Na Indonésia, a partir deste ano a CND deixou de ser necessária para empresas que participam de licitações e concorrências públicas. No México e em Portugal, é preciso comprovar a regularidade fiscal para fazer contratos com empresas públicas ou órgãos do governo. No segundo, porém, há um movimento em curso para redução da burocracia. Apenas na Espanha a certidão tem propósito semelhante ao que ocorre por aqui, diz Luciana.

Para Elidie, o resultado da pesquisa mostra que a burocracia tributária no Brasil é um fator a mais para minar a competitividade do país. Segundo ela, o fato de países como EUA, Alemanha e França não terem algo semelhante à CND mostra que a exigência de um documento que comprove a regularidade fiscal não está diretamente relacionada ao sucesso econômico ou ao combate à sonegação.

Outro ponto importante, segundo ela, é que em países como Portugal, México e Espanha, em que há documentos similares à CND, é possível consegui-la sem dificuldades se há o oferecimento de garantias em caso de pendências tributárias devido a processos judiciais. No Brasil, as empresas relatam que há problemas para conseguir uma certidão negativa com efeitos de positiva, diz ela.

A consultora defende mudanças na legislação para agilizar a obtenção da CND, tornando-a menos burocrática. “Há uma discussão em torno da reforma tributária, que requer mudanças na Constituição. Às vezes, como no caso da CND, é possível mudar o quadro com pequenos atos, como portarias da Fazenda.” Elidie diz que o documento é pré-requisito para operações como fusões, incorporações e cisões de empresas, e em alguns procedimentos de exportação, o que ela considera uma burocracia desnecessária.

A Receita Federal contesta que haja dificuldades na obtenção da CND. A instituição informa que, por mês, são obtidas em média 1,17 milhão de certidões pela internet, o equivalente a 99% do total de documento emitidos.

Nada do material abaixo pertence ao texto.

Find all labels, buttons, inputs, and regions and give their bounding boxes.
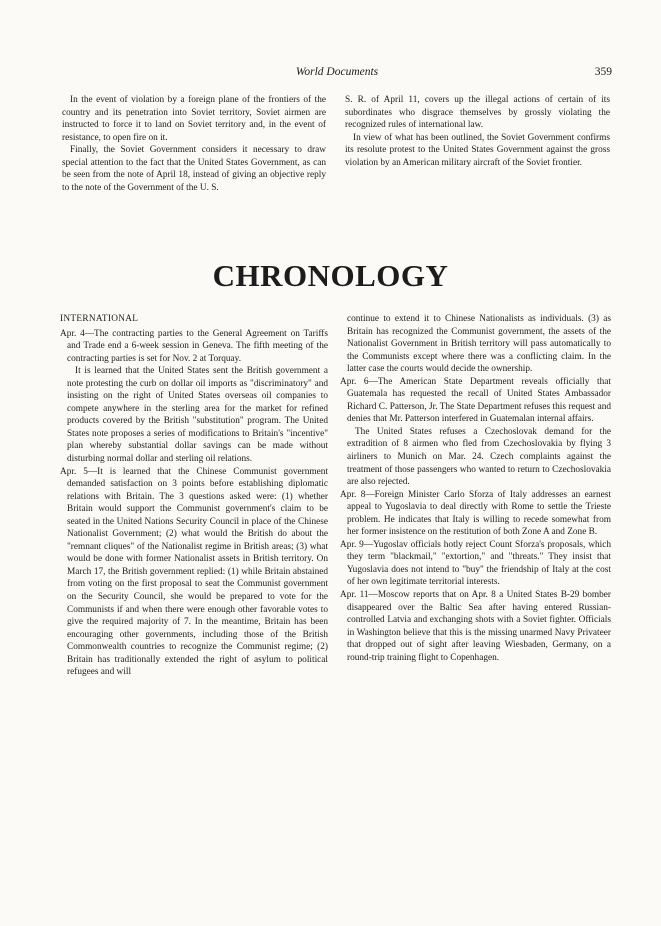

Quem não consegue a CND pela internet é direcionado a uma unidade da Receita ou da Procuradoria Geral da Fazenda Nacional para conhecer os problemas que impedem a emissão do documento.

Se a empresa tiver o certificado digital, necessário para a apresentação da Declaração de Débitos e Créditos Tributários Federais, é possível conhecer a situação fiscal online, diz a instituição. Nas unidades da Receita, são emitidas 16,7 mil certidões por mês, das quais 14,5 mil são negativas ou positivas com efeitos de negativa, emitidas no prazo de 10 dias. A PricewaterhouseCoopers ouviu queixas de empresas que dizem ter perdido negócios por conta de dívidas de valores inferiores a R$ 1, e que estavam pagas. A Receita diz que débitos abaixo de R$ 10 não impedem a emissão da CND.